Des lacets comme arme

Dans la nuit du 26 au 27 décembre 2019, par téléphone, Sara n’aurait pas dissimulé ses intentions à son petit ami et, malgré tout, a accepté un ultime rendez-vous alors qu’ils ne s’étaient plus parlé depuis trois semaines. Fazal aurait prétexté vouloir lui remettre un cadeau. La malheureuse ne sait pas encore que cette rencontre lui sera fatale. Peu avant de la voir à Yverdon, le jeune homme, qui vivait dans la banlieue lausannoise, aurait ainsi noué solidement deux lacets avant de la rejoindre. Selon l’acte d’accusation du parquet vaudois, le mobile du prévenu est clair: punir la maman de Sara que Fazal tiendrait pour responsable de cette rupture imminente en étranglant sa fille.

Après avoir tué Sara, Fazal* a dissimulé son corps dans la zone marécageuse qui jouxte l’embouchure du canal du Bey et l’a recouverte de roseaux. Sa dépouille sera retrouvée dix jours plus tard au terme de vastes recherches et d’une battue.

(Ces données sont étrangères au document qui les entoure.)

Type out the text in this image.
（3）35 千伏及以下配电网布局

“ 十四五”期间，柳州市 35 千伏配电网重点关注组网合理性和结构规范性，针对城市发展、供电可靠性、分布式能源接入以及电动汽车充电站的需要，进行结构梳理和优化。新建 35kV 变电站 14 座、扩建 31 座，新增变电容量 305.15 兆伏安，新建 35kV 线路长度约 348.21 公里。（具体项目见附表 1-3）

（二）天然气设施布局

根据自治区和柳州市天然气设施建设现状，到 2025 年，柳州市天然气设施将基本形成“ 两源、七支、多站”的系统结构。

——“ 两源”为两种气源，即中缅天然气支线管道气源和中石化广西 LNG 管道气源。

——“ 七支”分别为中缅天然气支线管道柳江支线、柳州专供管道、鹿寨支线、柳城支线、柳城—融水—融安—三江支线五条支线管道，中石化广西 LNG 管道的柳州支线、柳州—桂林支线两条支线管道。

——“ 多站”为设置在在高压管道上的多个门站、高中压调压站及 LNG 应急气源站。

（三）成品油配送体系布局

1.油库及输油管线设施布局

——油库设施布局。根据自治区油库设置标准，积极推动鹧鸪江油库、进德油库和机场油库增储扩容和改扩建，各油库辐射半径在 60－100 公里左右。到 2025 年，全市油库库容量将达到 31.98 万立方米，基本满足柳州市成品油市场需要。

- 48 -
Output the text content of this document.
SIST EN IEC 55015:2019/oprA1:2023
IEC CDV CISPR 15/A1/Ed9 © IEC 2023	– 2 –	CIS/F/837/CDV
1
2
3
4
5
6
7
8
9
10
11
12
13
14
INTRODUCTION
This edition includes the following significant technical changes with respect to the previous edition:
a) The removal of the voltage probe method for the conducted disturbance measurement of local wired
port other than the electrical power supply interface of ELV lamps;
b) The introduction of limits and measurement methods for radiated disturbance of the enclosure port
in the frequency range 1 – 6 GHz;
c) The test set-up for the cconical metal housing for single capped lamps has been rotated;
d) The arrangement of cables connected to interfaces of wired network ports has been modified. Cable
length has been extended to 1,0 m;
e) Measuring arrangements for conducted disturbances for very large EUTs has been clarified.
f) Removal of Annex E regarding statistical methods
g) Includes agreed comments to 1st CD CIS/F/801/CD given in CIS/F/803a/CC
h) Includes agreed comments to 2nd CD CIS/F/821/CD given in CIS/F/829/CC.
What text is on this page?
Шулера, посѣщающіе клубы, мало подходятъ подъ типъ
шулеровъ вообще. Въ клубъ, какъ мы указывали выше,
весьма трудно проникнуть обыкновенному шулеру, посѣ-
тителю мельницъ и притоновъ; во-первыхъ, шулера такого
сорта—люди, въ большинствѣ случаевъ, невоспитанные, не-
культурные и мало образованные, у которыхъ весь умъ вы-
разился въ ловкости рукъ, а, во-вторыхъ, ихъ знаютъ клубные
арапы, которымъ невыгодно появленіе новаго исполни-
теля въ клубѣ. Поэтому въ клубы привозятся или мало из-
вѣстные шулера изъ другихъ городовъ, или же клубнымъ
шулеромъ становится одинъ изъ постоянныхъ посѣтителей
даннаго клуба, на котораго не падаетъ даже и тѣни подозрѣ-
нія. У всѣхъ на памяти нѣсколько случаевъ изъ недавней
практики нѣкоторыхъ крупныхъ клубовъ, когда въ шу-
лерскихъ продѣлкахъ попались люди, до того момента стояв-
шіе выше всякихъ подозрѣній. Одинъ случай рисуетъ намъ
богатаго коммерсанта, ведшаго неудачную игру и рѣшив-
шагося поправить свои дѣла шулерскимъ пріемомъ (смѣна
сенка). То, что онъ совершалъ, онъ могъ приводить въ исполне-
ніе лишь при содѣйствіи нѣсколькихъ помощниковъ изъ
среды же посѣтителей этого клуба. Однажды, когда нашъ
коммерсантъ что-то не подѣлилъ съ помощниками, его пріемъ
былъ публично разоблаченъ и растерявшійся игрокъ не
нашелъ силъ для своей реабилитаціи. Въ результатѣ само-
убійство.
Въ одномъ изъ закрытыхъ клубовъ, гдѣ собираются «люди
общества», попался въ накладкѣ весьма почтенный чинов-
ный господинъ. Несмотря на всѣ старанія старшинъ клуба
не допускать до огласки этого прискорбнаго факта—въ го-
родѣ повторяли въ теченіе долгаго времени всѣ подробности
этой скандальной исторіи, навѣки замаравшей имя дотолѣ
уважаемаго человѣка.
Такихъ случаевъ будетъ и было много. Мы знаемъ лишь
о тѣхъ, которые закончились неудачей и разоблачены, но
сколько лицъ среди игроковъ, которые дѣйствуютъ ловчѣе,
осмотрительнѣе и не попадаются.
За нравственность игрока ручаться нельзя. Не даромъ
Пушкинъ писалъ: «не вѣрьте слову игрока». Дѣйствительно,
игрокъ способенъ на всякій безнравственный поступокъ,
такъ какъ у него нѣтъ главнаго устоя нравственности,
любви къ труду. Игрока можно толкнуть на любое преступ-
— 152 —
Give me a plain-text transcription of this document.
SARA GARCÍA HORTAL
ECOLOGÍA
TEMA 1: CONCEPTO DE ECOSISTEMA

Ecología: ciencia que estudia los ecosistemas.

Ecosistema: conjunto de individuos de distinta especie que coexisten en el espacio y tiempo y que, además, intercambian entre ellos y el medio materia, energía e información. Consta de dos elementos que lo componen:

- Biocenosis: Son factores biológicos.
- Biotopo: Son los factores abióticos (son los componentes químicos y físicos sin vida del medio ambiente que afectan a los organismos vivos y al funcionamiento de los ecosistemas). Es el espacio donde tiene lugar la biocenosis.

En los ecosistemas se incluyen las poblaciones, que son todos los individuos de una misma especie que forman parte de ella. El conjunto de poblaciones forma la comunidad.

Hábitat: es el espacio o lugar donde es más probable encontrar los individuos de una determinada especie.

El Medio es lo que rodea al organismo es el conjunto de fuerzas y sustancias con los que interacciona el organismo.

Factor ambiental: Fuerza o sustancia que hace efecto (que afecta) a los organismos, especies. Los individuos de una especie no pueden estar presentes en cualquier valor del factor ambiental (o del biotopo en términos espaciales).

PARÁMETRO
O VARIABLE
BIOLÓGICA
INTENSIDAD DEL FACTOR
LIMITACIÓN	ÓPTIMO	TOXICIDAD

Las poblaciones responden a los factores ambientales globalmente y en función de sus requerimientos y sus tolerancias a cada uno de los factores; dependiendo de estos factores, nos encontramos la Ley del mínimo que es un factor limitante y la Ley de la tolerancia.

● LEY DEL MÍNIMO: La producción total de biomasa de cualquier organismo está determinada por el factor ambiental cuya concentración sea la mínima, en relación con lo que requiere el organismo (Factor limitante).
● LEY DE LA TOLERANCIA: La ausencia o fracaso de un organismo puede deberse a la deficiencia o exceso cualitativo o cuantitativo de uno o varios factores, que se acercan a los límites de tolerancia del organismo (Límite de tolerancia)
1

Après avoir tué Sara, Fazal* a dissimulé son corps dans la zone marécageuse qui jouxte l’embouchure du canal du Bey et l’a recouverte de roseaux. Sa dépouille sera retrouvée dix jours plus tard au terme de vastes recherches et d’une battue.

lematin.ch/Evelyne Emeri

Cruel «collier»

Lorsqu’ils se retrouvent, la future victime et son bourreau partent se promener en direction de la rive, longent le canal du Bey et rejoignent son embouchure. Un banc s’y trouve pour admirer une vue imprenable. Ils se tiennent à proximité dudit banc, affirme l’acte d’accusation, lorsqu’une de ses sœurs et sa mère l’appellent. Sara aurait indiqué qu’elle allait bientôt rentrer. C’est a priori le déclencheur. Craignant que son aimée ne file, Fazal aurait alors prétexté vouloir lui passer un collier en forme de S: le fameux cadeau. Le «collier» ne serait autre que les lacets noués dont il se serait servi pour serrer jusqu’à faire perdre connaissance à sa proie. Il aurait ensuite continué à l’étrangler, fait plusieurs tours de lacet autour de son cou avant de faire un double nœud.

Cachée dans le marais

Au moment des faits, vers 14 h – soit seulement 40 minutes après leur rendez-vous en ville –, sa sœur aurait rappelé, inquiète, jusqu’à 43 fois. L’accusé a visiblement décroché à une reprise puisque celle-ci prétend avoir entendu des bruits et le son de la voix de son aînée en détresse. Une fois son forfait commis, Fazal a caché le corps dans la zone marécageuse, ainsi qu’il l’avait expliqué à la police le mardi 7 janvier 2020 au terme d’une audition de plusieurs heures, et plié des roseaux sur son cadavre. Il aurait ensuite quitté les lieux pour rejoindre la région de Lausanne sans omettre de se débarrasser du sac et du portable de Sara. Très vite soupçonné par les enquêteurs, il sera arrêté le 5 janvier 2020, la veille de la découverte de la dépouille de la jeune fille, portée disparue dix jours plus tôt.

Autopsie sans appel

Réalisée par le Centre universitaire romand de médecine légale (CURML), l’autopsie conclut à une asphyxie mécanique par strangulation au lien. En outre, les circonstances de la découverte du cadavre et les investigations des médecins légistes confirment qu’il s’agit bien d’une «hétéro-agression» (ndlr, une agression sur autrui). Fazal est détenu depuis le 24 mars 2020 à la prison de La Croisée à Orbe (VD). Il a passé ses trois premiers mois de détention provisoire à Curabilis (Genève), établissement pénitentiaire spécialisé dans les traitements psychiatriques. On ne lui connaît aucun antécédent judiciaire.

Si la qualification d’assassinat devait être retenue, il risque la réclusion à vie ou une peine ferme de 10 ans au moins.